17. The hemostatic device according to claim 16, wherein the first band body includes a straight center line that intersects, as seen in a plan view of the hemostatic device: i) the inflatable pressing member; ii) the curved region of the first sheet; and iii) the portion of the outer periphery of the second sheet that is fixed to the second surface of the curved region of the first sheet.
18. The hemostatic device according to claim 16, wherein the part of the first surface of the free edge of the first sheet that is fixed to the first surface of the first sheet is fixed to the first surface of the first sheet at a fixed region, the support member including oppositely facing first and second surfaces, the first surface of the support member facing the first surface of the upper surface region of the first sheet, the second surface of the support member facing the first surface of the lower surface region of the first sheet, the support member having one end portion positioned adjacent the fixed region as seen in a plan view of the hemostatic device and having an opposite end portion positioned adjacent the curved region of the first sheet as seen in the plan view of the hemostatic device, a distance between the first and second surfaces of the support member constituting a thickness of the support member, the thickness of the support member at the one end portion of the support member being greater than the thickness of the support member at the opposite end portion of the support member.

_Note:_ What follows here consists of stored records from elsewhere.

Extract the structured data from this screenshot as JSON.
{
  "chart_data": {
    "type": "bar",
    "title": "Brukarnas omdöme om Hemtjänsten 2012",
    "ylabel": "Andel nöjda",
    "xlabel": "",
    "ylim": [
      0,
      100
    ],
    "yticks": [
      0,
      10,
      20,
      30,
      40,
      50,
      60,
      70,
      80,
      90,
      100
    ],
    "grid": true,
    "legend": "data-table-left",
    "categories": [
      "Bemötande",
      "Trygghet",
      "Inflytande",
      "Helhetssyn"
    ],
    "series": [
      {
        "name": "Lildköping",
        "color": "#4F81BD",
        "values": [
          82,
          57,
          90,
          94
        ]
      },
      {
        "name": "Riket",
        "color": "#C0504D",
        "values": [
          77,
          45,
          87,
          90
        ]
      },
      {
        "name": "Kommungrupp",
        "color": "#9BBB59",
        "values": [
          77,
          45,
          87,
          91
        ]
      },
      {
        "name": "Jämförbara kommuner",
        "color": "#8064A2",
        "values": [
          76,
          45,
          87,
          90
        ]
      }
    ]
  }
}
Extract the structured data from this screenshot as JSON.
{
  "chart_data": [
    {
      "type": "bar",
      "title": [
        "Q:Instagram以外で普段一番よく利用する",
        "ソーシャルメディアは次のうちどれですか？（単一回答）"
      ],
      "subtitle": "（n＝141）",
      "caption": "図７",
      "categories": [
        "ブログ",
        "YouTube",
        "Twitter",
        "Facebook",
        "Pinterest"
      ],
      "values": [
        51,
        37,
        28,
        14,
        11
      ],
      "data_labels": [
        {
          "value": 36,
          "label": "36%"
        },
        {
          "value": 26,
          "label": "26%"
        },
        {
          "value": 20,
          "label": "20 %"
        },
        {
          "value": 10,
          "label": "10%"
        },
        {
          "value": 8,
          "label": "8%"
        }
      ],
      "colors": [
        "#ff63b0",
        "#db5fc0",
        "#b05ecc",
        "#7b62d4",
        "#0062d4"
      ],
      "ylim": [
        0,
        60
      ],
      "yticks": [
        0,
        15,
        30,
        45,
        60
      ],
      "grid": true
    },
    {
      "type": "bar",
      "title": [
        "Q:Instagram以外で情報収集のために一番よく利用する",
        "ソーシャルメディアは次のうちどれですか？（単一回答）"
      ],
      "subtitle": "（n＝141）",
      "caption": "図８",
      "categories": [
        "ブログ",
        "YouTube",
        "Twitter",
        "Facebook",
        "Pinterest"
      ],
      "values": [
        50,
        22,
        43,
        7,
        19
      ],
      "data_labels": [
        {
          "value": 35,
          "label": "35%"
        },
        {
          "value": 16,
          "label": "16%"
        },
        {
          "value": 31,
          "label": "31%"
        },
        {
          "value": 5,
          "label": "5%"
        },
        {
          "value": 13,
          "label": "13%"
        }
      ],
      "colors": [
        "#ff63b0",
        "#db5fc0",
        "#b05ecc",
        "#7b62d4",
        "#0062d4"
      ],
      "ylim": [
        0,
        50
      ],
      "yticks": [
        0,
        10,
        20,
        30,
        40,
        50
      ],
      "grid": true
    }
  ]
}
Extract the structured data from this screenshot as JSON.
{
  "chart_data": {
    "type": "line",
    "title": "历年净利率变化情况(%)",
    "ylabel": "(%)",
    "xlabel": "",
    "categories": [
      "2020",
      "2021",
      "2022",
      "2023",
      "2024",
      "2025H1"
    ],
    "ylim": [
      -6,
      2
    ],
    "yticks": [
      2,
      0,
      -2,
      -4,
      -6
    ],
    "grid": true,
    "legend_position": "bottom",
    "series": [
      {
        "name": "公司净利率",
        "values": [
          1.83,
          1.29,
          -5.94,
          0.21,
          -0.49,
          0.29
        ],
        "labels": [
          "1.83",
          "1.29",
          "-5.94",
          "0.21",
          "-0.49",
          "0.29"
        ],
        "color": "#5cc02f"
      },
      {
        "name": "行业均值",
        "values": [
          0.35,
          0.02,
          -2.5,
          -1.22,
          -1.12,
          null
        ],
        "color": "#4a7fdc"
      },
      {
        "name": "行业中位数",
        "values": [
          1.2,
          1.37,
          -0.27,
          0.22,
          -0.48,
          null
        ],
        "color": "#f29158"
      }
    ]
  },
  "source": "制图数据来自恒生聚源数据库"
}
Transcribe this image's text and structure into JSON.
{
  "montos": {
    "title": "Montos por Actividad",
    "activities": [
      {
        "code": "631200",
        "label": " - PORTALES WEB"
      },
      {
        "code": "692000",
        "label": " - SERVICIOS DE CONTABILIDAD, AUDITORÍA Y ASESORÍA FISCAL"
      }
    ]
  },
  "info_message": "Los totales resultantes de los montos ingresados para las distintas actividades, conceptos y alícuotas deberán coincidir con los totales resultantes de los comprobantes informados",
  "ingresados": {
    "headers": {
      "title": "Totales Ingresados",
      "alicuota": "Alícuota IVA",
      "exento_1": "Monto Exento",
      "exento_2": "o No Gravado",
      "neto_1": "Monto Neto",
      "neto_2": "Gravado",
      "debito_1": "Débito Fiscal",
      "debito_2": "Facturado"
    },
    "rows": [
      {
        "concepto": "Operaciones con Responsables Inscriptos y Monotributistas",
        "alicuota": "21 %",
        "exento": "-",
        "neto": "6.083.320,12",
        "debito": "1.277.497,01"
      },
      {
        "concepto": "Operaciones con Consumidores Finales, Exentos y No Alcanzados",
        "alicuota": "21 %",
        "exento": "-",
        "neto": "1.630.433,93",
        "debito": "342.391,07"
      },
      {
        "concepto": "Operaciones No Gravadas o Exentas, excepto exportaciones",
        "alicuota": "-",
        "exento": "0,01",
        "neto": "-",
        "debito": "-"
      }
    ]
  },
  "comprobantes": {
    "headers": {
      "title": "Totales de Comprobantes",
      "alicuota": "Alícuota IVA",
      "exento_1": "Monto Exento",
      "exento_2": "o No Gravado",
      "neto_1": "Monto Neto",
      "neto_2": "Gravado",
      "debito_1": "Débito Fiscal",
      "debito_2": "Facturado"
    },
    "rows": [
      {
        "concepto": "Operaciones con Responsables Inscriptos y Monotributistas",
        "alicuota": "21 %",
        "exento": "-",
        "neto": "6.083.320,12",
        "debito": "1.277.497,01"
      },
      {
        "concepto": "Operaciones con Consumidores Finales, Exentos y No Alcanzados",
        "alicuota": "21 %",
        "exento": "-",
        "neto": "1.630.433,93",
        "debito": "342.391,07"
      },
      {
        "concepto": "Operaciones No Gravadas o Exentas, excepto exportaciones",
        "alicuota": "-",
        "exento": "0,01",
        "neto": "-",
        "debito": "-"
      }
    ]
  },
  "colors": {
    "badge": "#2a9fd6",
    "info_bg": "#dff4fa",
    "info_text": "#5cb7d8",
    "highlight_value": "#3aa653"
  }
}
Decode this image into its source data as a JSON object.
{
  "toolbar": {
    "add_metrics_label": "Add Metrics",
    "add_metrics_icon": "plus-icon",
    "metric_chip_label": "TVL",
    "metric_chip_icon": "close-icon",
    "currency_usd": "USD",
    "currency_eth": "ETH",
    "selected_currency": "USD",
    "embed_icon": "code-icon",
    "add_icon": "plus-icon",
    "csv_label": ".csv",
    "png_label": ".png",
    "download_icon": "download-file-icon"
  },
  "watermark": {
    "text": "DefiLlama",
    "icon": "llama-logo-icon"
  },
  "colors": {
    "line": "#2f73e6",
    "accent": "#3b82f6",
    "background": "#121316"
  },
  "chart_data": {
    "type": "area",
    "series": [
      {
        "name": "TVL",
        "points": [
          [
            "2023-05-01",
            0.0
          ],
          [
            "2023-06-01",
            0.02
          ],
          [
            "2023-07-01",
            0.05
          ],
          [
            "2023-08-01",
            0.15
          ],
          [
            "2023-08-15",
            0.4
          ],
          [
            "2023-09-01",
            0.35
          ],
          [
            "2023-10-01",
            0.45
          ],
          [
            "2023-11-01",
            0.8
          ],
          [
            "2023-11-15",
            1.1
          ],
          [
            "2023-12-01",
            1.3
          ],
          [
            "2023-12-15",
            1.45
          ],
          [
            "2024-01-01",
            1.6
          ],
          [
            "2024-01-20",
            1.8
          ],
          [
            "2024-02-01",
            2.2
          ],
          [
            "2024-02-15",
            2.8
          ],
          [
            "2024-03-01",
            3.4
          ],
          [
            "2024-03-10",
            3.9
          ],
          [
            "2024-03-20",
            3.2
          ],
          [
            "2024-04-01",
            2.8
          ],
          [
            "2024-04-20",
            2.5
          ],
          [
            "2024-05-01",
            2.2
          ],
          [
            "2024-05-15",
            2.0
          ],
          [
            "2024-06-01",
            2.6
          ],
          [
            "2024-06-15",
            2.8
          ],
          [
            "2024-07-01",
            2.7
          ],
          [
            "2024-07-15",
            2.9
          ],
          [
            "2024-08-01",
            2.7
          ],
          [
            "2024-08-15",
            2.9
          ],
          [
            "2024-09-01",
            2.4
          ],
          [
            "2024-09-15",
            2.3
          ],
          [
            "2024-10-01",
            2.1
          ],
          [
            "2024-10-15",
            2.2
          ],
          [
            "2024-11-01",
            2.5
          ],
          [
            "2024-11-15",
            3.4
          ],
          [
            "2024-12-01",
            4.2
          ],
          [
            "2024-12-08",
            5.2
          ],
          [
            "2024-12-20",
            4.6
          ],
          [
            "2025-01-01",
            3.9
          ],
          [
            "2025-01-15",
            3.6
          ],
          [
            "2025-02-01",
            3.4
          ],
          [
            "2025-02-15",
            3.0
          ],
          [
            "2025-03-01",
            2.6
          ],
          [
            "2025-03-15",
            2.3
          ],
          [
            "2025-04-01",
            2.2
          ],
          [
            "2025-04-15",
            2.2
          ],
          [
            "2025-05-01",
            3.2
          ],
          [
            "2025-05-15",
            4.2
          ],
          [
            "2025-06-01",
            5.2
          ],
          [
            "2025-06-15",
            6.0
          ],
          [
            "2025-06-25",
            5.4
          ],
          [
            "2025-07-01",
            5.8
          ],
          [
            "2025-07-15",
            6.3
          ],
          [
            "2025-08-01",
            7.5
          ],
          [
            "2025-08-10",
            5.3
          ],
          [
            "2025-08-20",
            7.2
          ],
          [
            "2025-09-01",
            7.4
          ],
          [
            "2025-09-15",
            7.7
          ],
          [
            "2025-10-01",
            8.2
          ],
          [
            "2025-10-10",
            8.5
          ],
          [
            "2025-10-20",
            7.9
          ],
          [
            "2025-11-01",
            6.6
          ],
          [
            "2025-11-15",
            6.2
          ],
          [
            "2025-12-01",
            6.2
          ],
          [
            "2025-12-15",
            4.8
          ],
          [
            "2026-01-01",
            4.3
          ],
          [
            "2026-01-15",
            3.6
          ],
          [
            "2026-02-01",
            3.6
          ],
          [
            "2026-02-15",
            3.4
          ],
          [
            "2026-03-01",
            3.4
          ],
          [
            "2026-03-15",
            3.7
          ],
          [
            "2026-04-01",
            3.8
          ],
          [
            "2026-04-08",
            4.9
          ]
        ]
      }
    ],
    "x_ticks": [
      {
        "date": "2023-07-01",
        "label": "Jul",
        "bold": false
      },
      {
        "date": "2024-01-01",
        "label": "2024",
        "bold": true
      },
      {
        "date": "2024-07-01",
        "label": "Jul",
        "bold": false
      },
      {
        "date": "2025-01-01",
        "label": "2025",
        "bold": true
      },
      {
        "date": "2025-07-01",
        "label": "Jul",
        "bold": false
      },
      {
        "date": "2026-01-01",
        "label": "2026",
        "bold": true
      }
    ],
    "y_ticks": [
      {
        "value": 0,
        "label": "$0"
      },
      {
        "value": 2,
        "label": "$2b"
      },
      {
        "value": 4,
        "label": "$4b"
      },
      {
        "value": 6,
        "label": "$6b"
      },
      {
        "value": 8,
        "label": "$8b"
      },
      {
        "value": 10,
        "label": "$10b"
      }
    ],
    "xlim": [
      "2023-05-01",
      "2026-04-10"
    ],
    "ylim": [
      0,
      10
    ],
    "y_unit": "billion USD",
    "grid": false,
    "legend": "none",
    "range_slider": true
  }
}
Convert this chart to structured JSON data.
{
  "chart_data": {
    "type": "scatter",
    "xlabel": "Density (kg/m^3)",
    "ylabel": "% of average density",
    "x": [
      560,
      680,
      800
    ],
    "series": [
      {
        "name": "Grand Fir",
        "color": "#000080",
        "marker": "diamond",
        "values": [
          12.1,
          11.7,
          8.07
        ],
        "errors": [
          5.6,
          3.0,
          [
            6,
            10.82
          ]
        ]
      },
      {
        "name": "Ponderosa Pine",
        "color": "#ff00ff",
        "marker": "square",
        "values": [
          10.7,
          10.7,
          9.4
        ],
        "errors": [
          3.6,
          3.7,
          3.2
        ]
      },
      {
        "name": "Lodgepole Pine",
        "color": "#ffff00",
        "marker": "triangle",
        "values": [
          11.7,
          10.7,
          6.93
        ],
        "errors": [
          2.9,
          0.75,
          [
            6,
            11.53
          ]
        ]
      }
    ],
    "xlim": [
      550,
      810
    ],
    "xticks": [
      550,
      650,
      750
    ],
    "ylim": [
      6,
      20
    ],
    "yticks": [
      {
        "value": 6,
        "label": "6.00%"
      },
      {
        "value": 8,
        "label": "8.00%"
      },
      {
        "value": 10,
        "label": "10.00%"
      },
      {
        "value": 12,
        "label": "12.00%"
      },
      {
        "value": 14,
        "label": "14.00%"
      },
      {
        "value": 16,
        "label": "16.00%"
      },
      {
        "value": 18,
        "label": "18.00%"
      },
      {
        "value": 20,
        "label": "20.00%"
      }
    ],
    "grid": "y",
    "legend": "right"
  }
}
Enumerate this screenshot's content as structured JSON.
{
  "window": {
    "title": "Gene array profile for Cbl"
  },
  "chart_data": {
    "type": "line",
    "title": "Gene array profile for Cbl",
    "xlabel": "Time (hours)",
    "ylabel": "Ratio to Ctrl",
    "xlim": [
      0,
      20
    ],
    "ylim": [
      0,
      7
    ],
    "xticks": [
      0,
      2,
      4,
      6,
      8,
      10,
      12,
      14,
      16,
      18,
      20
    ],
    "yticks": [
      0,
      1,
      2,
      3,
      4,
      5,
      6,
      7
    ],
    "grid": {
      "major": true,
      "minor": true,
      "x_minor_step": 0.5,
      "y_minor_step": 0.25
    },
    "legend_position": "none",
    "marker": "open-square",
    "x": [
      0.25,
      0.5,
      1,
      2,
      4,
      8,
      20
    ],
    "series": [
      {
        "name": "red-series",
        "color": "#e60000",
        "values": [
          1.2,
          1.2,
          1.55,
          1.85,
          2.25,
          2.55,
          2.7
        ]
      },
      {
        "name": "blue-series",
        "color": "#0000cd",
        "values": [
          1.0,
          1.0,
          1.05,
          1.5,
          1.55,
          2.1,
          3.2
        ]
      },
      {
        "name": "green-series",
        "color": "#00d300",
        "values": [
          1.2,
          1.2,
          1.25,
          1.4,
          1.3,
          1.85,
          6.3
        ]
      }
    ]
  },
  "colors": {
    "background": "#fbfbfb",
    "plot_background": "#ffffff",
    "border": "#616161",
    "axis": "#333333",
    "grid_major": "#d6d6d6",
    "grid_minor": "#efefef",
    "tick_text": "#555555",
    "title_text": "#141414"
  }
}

19. The hemostatic device according to claim 16, wherein the part of the first surface of the free edge of the first sheet that is fixed to the first surface of the first sheet is fixed to the first surface of the first sheet at a first fixed region, and including another part of the first surface of the free edge of the first sheet that is fixed to the first surface of the first sheet at a second fixed region, the first fixed region and the second fixed region being spaced apart from each other so that a non-fixed region is positioned between the first and second fixed regions as seen in a plan view of the hemostatic device, the first surface of the free edge of the first sheet being not fixed to the first surface of the first sheet in the non-fixed region.
20. The hemostatic device according to claim 19, wherein the first band body includes a straight center line that intersects, as seen in the plan view of the hemostatic device: i) the inflatable pressing member; ii) the curved region of the first sheet; and iii) the non-fixed region.